Center for Biofilm Engineering
Abstract:
"Evaluation of Biofilm Image Thresholding Methods"
01-004 To evaluate biomass distribution in heterogeneous
biofilms from their microscope images, it is often necessary to perform image
thresholding by converting the gray-scale images to binary images consisting of
a foreground of biomass material and a background of interstitial space. The
selection of gray-scale intensity used for thresholding is arbitrary but under
the control of the operator, which may produce unacceptable levels of
variability among operators. The quality of numerical information extracted from
the images is diminished by such variability, and it is desirable to find a
method that improves the reproducibility of thresholding operation.
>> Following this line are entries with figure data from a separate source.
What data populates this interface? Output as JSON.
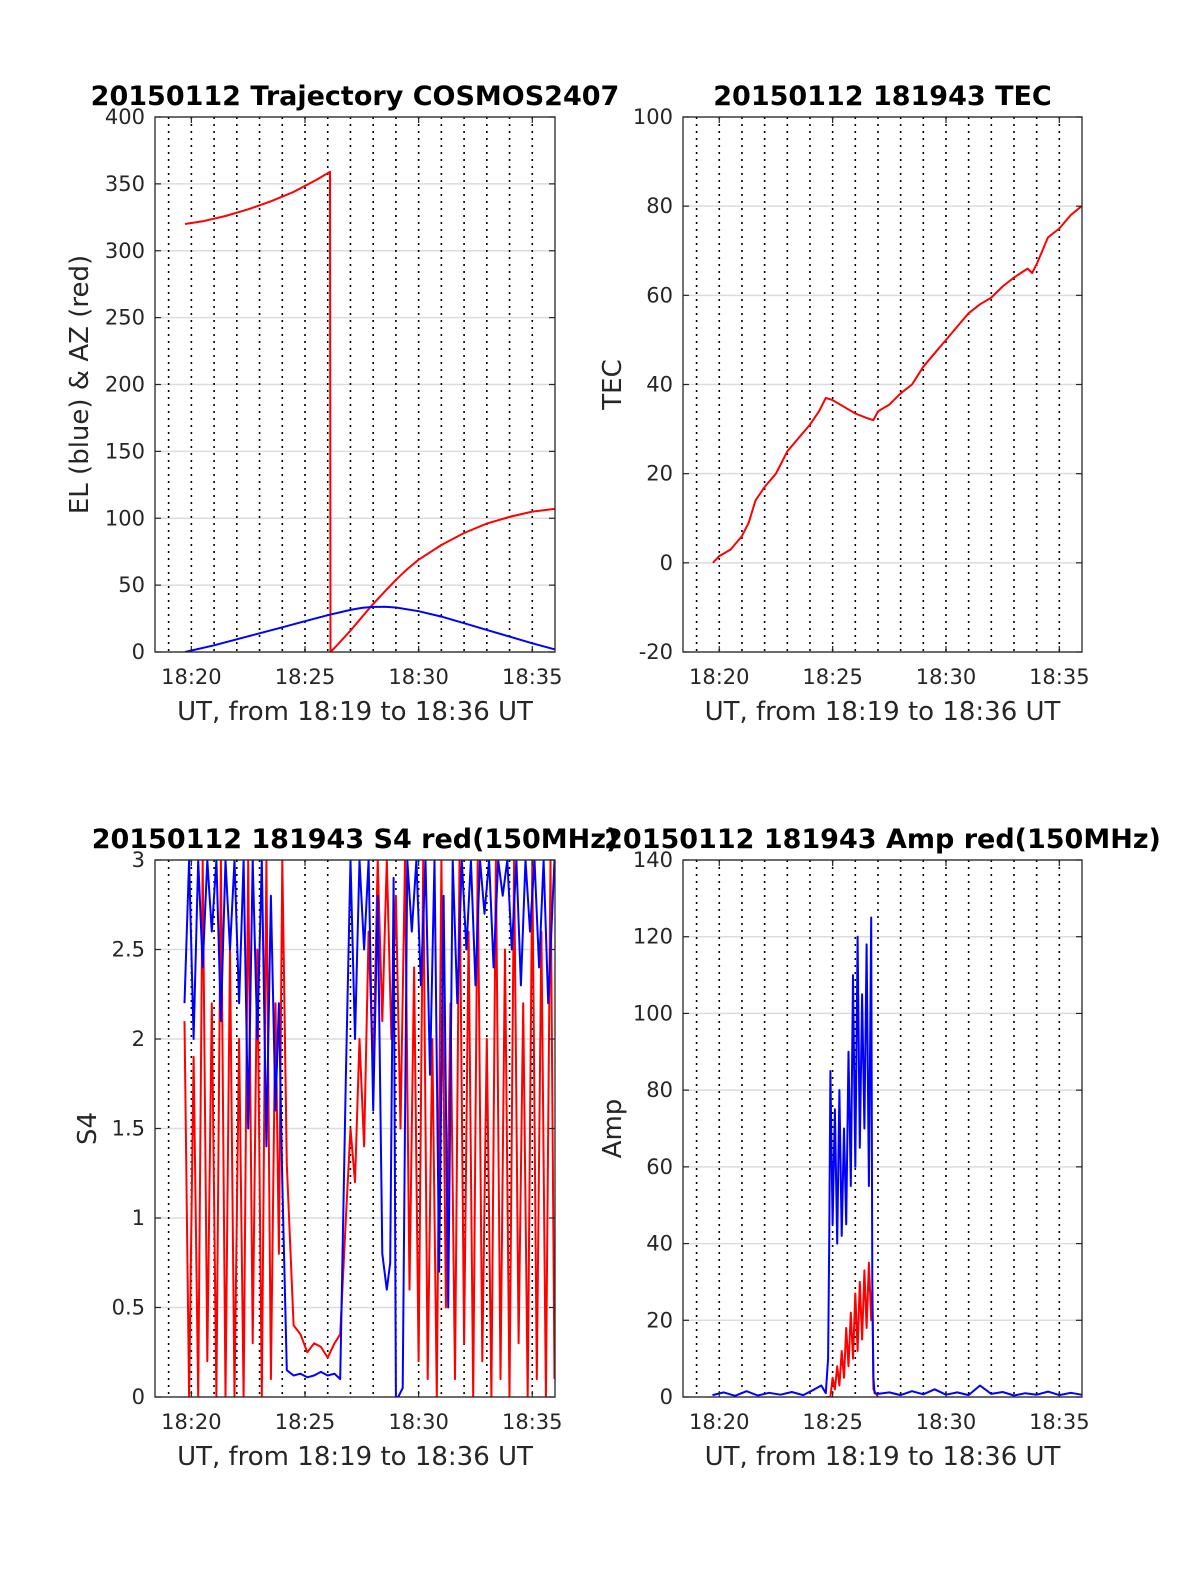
{
  "chart_data": [
    {
      "type": "line",
      "title": "20150112 Trajectory COSMOS2407",
      "xlabel": "UT, from 18:19 to 18:36 UT",
      "ylabel": "EL (blue) & AZ (red)",
      "xlim": [
        18.4,
        36.0
      ],
      "ylim": [
        0,
        400
      ],
      "xticks": [
        20,
        25,
        30,
        35
      ],
      "xtick_labels": [
        "18:20",
        "18:25",
        "18:30",
        "18:35"
      ],
      "yticks": [
        0,
        50,
        100,
        150,
        200,
        250,
        300,
        350,
        400
      ],
      "ytick_labels": [
        "0",
        "50",
        "100",
        "150",
        "200",
        "250",
        "300",
        "350",
        "400"
      ],
      "minor_x_dotted": [
        19,
        20,
        21,
        22,
        23,
        24,
        25,
        26,
        27,
        28,
        29,
        30,
        31,
        32,
        33,
        34,
        35
      ],
      "grid": true,
      "series": [
        {
          "color": "#ff0000",
          "x": [
            19.72,
            20.5,
            21.5,
            22.5,
            23.5,
            24.5,
            25.5,
            26.1,
            26.12,
            26.3,
            27,
            27.5,
            28,
            28.5,
            29,
            29.5,
            30,
            31,
            32,
            33,
            34,
            35,
            35.98
          ],
          "y": [
            320,
            322,
            326,
            331,
            337,
            344,
            353,
            359,
            0,
            3,
            16,
            26,
            36,
            45,
            54,
            62,
            69,
            80,
            89,
            96,
            101,
            105,
            107
          ]
        },
        {
          "color": "#0000ff",
          "x": [
            19.72,
            21,
            22,
            23,
            24,
            25,
            26,
            27,
            27.5,
            28,
            28.5,
            29,
            30,
            31,
            32,
            33,
            34,
            35,
            35.98
          ],
          "y": [
            0,
            5,
            9.5,
            14,
            18.5,
            23,
            27.5,
            31.5,
            33,
            33.7,
            33.8,
            33.3,
            30.5,
            26.5,
            21.5,
            16.5,
            11.5,
            6.5,
            2
          ]
        }
      ]
    },
    {
      "type": "line",
      "title": "20150112 181943 TEC",
      "xlabel": "UT, from 18:19 to 18:36 UT",
      "ylabel": "TEC",
      "xlim": [
        18.4,
        36.0
      ],
      "ylim": [
        -20,
        100
      ],
      "xticks": [
        20,
        25,
        30,
        35
      ],
      "xtick_labels": [
        "18:20",
        "18:25",
        "18:30",
        "18:35"
      ],
      "yticks": [
        -20,
        0,
        20,
        40,
        60,
        80,
        100
      ],
      "ytick_labels": [
        "-20",
        "0",
        "20",
        "40",
        "60",
        "80",
        "100"
      ],
      "minor_x_dotted": [
        19,
        20,
        21,
        22,
        23,
        24,
        25,
        26,
        27,
        28,
        29,
        30,
        31,
        32,
        33,
        34,
        35
      ],
      "grid": true,
      "series": [
        {
          "color": "#ff0000",
          "x": [
            19.72,
            20,
            20.5,
            21,
            21.3,
            21.6,
            22,
            22.5,
            23,
            23.5,
            24,
            24.4,
            24.7,
            25,
            25.5,
            26,
            26.5,
            26.8,
            27,
            27.5,
            28,
            28.5,
            29,
            29.5,
            30,
            30.5,
            31,
            31.5,
            32,
            32.5,
            33,
            33.3,
            33.6,
            33.8,
            34,
            34.5,
            35,
            35.5,
            35.98
          ],
          "y": [
            0,
            1.5,
            3,
            6,
            9,
            14,
            17,
            20,
            25,
            28,
            31,
            34,
            37,
            36.5,
            35,
            33.5,
            32.5,
            32,
            34,
            35.5,
            38,
            40,
            44,
            47,
            50,
            53,
            56,
            58,
            59.5,
            62,
            64,
            65,
            66,
            65,
            67,
            73,
            75,
            78,
            80
          ]
        }
      ]
    },
    {
      "type": "line",
      "title": "20150112 181943 S4 red(150MHz)",
      "xlabel": "UT, from 18:19 to 18:36 UT",
      "ylabel": "S4",
      "xlim": [
        18.4,
        36.0
      ],
      "ylim": [
        0,
        3
      ],
      "xticks": [
        20,
        25,
        30,
        35
      ],
      "xtick_labels": [
        "18:20",
        "18:25",
        "18:30",
        "18:35"
      ],
      "yticks": [
        0,
        0.5,
        1,
        1.5,
        2,
        2.5,
        3
      ],
      "ytick_labels": [
        "0",
        "0.5",
        "1",
        "1.5",
        "2",
        "2.5",
        "3"
      ],
      "minor_x_dotted": [
        19,
        20,
        21,
        22,
        23,
        24,
        25,
        26,
        27,
        28,
        29,
        30,
        31,
        32,
        33,
        34,
        35
      ],
      "grid": true,
      "series": [
        {
          "color": "#ff0000",
          "x": [
            19.7,
            19.9,
            20.1,
            20.3,
            20.5,
            20.7,
            20.9,
            21.1,
            21.3,
            21.5,
            21.7,
            21.9,
            22.1,
            22.3,
            22.5,
            22.7,
            22.9,
            23.1,
            23.3,
            23.5,
            23.7,
            23.85,
            24.0,
            24.2,
            24.5,
            24.8,
            25.1,
            25.4,
            25.7,
            26.0,
            26.3,
            26.55,
            26.8,
            27.0,
            27.2,
            27.4,
            27.6,
            27.8,
            28.0,
            28.2,
            28.4,
            28.6,
            28.8,
            29.0,
            29.2,
            29.4,
            29.6,
            29.8,
            30.0,
            30.2,
            30.4,
            30.6,
            30.8,
            31.0,
            31.2,
            31.4,
            31.6,
            31.8,
            32.0,
            32.2,
            32.4,
            32.6,
            32.8,
            33.0,
            33.2,
            33.4,
            33.6,
            33.8,
            34.0,
            34.2,
            34.4,
            34.6,
            34.8,
            35.0,
            35.2,
            35.4,
            35.6,
            35.8,
            35.98
          ],
          "y": [
            2.1,
            0,
            1.9,
            0,
            3,
            0.2,
            2.2,
            0,
            3,
            0,
            2.5,
            0,
            2.0,
            0,
            3,
            0.3,
            2.5,
            0,
            3,
            0.1,
            2.2,
            0.8,
            3,
            1.3,
            0.4,
            0.35,
            0.25,
            0.3,
            0.28,
            0.22,
            0.3,
            0.35,
            1.0,
            1.5,
            1.2,
            2.0,
            1.4,
            2.6,
            1.8,
            3,
            2.1,
            3,
            2.0,
            2.8,
            1.5,
            3,
            0.6,
            2.4,
            0.2,
            3,
            0.1,
            2.0,
            0,
            3,
            0.5,
            2.2,
            0.1,
            3,
            0.3,
            2.6,
            0,
            3,
            0.2,
            2.0,
            0,
            3,
            0.1,
            2.5,
            0,
            3,
            0.3,
            2.2,
            0,
            3,
            0.1,
            2.6,
            0,
            3,
            0.1
          ]
        },
        {
          "color": "#0000ff",
          "x": [
            19.7,
            19.9,
            20.1,
            20.3,
            20.5,
            20.7,
            20.9,
            21.1,
            21.3,
            21.5,
            21.7,
            21.9,
            22.1,
            22.3,
            22.5,
            22.7,
            22.9,
            23.1,
            23.3,
            23.5,
            23.7,
            23.85,
            24.0,
            24.2,
            24.5,
            24.8,
            25.1,
            25.4,
            25.7,
            26.0,
            26.3,
            26.55,
            26.8,
            27.0,
            27.2,
            27.4,
            27.6,
            27.8,
            28.0,
            28.2,
            28.4,
            28.6,
            28.75,
            28.9,
            29.0,
            29.1,
            29.3,
            29.5,
            29.7,
            29.9,
            30.1,
            30.3,
            30.5,
            30.7,
            30.9,
            31.1,
            31.3,
            31.5,
            31.7,
            31.9,
            32.1,
            32.3,
            32.5,
            32.7,
            32.9,
            33.1,
            33.3,
            33.5,
            33.7,
            33.9,
            34.1,
            34.3,
            34.5,
            34.7,
            34.9,
            35.1,
            35.3,
            35.5,
            35.7,
            35.98
          ],
          "y": [
            2.2,
            3,
            2.0,
            3,
            2.4,
            3,
            2.6,
            3,
            2.1,
            3,
            2.5,
            3,
            2.2,
            3,
            1.5,
            3,
            2.0,
            3,
            1.4,
            2.8,
            1.6,
            2.2,
            1.2,
            0.15,
            0.12,
            0.13,
            0.11,
            0.12,
            0.14,
            0.12,
            0.13,
            0.1,
            1.8,
            3,
            2.0,
            3,
            2.5,
            3,
            1.6,
            2.8,
            0.8,
            0.6,
            0.75,
            2.9,
            0,
            0,
            0.05,
            3,
            2.6,
            3,
            2.3,
            3,
            1.8,
            3,
            0.7,
            2.8,
            0.5,
            3,
            2.2,
            3,
            2.5,
            3,
            2.3,
            3,
            2.7,
            3,
            2.4,
            3,
            2.8,
            3,
            2.5,
            3,
            2.3,
            3,
            2.6,
            3,
            2.4,
            3,
            2.2,
            3
          ]
        }
      ]
    },
    {
      "type": "line",
      "title": "20150112 181943 Amp red(150MHz)",
      "xlabel": "UT, from 18:19 to 18:36 UT",
      "ylabel": "Amp",
      "xlim": [
        18.4,
        36.0
      ],
      "ylim": [
        0,
        140
      ],
      "xticks": [
        20,
        25,
        30,
        35
      ],
      "xtick_labels": [
        "18:20",
        "18:25",
        "18:30",
        "18:35"
      ],
      "yticks": [
        0,
        20,
        40,
        60,
        80,
        100,
        120,
        140
      ],
      "ytick_labels": [
        "0",
        "20",
        "40",
        "60",
        "80",
        "100",
        "120",
        "140"
      ],
      "minor_x_dotted": [
        19,
        20,
        21,
        22,
        23,
        24,
        25,
        26,
        27,
        28,
        29,
        30,
        31,
        32,
        33,
        34,
        35
      ],
      "grid": true,
      "series": [
        {
          "color": "#ff0000",
          "x": [
            24.7,
            24.9,
            25.0,
            25.1,
            25.2,
            25.3,
            25.4,
            25.5,
            25.6,
            25.7,
            25.8,
            25.9,
            26.0,
            26.1,
            26.2,
            26.3,
            26.4,
            26.5,
            26.6,
            26.7,
            26.75,
            26.8,
            27.0
          ],
          "y": [
            0,
            0,
            5,
            2,
            8,
            3,
            12,
            5,
            18,
            8,
            22,
            10,
            27,
            12,
            30,
            15,
            33,
            18,
            35,
            20,
            28,
            2,
            0
          ]
        },
        {
          "color": "#0000ff",
          "x": [
            19.7,
            20.2,
            20.7,
            21.2,
            21.7,
            22.2,
            22.7,
            23.2,
            23.7,
            24.2,
            24.5,
            24.7,
            24.8,
            24.85,
            24.9,
            25.0,
            25.1,
            25.2,
            25.3,
            25.4,
            25.5,
            25.6,
            25.7,
            25.8,
            25.9,
            26.0,
            26.1,
            26.2,
            26.3,
            26.4,
            26.5,
            26.6,
            26.7,
            26.75,
            26.8,
            26.85,
            27.0,
            27.5,
            28.0,
            28.5,
            29.0,
            29.5,
            30.0,
            30.5,
            31.0,
            31.5,
            32.0,
            32.5,
            33.0,
            33.5,
            34.0,
            34.5,
            35.0,
            35.5,
            35.98
          ],
          "y": [
            0.5,
            1.2,
            0.3,
            1.5,
            0.4,
            1.1,
            0.6,
            1.3,
            0.5,
            2.0,
            3.0,
            1.0,
            10,
            40,
            85,
            45,
            75,
            40,
            80,
            42,
            70,
            45,
            90,
            55,
            110,
            60,
            120,
            65,
            105,
            70,
            118,
            55,
            125,
            30,
            5,
            1,
            0.8,
            1.2,
            0.5,
            1.5,
            0.7,
            2.0,
            0.6,
            1.2,
            0.5,
            3.0,
            0.8,
            1.3,
            0.4,
            1.0,
            0.6,
            1.4,
            0.5,
            1.1,
            0.6
          ]
        }
      ]
    }
  ]
}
Automatic
methods of thresholding provide this reproducibility, but often at the expense
of accuracy, as they consistently set thresholds that differ significantly from
what human operators would chose. The performance of five automatic image
thresholding algorithms was tested in this study; (1) local entropy; (2) joint
entropy; (3) relative entropy; (4) Renyi’s entropy; and (5) iterative
selection. Only the iterative selection method was satisfactory in that it was
consistently setting the threshold level near that set manually. The extraction
of feature information from biofilm images benefits from automatic thresholding
and can be extended to other fields, such as medical imaging.
Xinmin, Y., H. Beyenal, G. Harkin, Z. Lewandowski, "Evaluation of
Biofilm Image Thresholding Methods," Wat. Res., 35(5):1149-1158 (2001).